Goals are important, even if we fail to reach them. My next set of goals are to complete the super-randonneur series in 2014 and to ride Paris-Brest-Paris in 2015. By effectively delaying my plans for two years, I should have time to more effectively prepare. In a previous post I described a training plan for 2014. All that is left to decide is what to do for the remainder of 2012 and for the first half of 2013. What makes sense to me is to use November for transition (the rest between seasons), use December, January, February, and perhaps March for foundation (aerobic base training), and then April and May to try some experiments involving a brevet or two. June would again be a rest month followed by preparation for the 2014 season as previously outlined. It is heartbreaking to give up on the 2013 Gold Rush Randonnée, but given where I am today, this modified plan seems to me like the way to go. Perhaps 68 is not too old for the Gold Rush Randonnée in 2017.
A Note on Subjectivity
How do I know if I am over-training? According to my reading, most of the symptoms of over-training are at least somewhat subjective. The one objective symptom of over-training is an increase in resting heart rate which I have never observed. Another fairly objective symptom is soreness in the legs that doesn't go away, which I have definitely experienced the last few months. Moving one step farther towards subjectivity, in my opinion, is a systematic decrease in the speed with which I complete my training rides.

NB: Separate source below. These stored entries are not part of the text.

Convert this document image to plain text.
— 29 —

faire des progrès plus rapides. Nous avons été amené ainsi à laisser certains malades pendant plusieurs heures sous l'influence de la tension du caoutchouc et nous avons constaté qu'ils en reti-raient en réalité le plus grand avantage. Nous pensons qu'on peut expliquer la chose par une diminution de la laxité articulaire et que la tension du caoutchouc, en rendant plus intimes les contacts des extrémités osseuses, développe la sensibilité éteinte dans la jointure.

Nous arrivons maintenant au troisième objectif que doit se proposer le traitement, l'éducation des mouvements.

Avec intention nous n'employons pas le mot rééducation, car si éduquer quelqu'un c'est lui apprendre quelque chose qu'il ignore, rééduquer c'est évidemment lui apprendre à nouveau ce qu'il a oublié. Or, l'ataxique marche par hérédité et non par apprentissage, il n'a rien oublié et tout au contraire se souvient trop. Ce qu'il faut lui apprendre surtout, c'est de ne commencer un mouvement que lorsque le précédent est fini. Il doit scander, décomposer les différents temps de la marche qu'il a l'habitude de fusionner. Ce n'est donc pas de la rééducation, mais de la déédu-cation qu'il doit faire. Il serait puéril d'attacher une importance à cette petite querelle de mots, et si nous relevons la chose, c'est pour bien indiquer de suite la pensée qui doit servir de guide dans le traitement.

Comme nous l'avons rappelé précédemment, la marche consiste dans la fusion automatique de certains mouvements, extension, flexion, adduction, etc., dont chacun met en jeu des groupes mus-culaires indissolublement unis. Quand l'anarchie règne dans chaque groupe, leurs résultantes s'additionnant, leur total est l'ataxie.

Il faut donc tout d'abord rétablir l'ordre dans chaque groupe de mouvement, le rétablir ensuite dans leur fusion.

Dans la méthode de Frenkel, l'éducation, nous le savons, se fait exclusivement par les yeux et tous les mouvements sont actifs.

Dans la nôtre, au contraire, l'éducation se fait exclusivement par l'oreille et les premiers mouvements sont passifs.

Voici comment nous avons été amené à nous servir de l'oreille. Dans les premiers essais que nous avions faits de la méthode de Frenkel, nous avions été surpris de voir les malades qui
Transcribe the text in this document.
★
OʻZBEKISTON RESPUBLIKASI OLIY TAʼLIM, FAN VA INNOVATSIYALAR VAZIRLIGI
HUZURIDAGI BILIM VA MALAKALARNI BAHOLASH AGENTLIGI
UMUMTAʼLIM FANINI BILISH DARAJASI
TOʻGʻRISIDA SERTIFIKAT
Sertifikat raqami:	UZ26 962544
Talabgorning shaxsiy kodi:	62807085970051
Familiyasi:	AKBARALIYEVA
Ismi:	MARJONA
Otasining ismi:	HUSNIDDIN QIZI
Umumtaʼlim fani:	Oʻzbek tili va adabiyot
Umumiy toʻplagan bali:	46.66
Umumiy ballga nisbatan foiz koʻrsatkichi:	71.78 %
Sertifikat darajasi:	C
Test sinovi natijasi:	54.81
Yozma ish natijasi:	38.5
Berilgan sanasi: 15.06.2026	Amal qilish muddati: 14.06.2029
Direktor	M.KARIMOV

I consider this more subjective because I might be slower because I can't go any faster, or because I don't want to go any faster. It seemed to me that my average speed on my weekly, long training rides had decreased while I was training for a November brevet compared to what it was when I was training for my May brevet, as shown in the graph below:
However, when I did an analysis of the data, the difference in speeds of the two sets of training rides were not statistically significant - this observed effect could just as well be due to random ride to ride variation. Even more subjective than speed, to my mind, is the "inability" to finish a ride, which was the factor that caused me to abandon a second brevet in 2012. In one way, the question of whether I am over-training is an important one; if I am truly over-training, then I should cut back on my training whether I want to or not. In another way, doesn't matter at all. The number of miles I need to ride for optimum health is way below what is required for brevet riding, so if I have lost interest in brevet riding, it is also time to cut back on my training. The end result is the same; cutting back on training is the right response to decreased performance.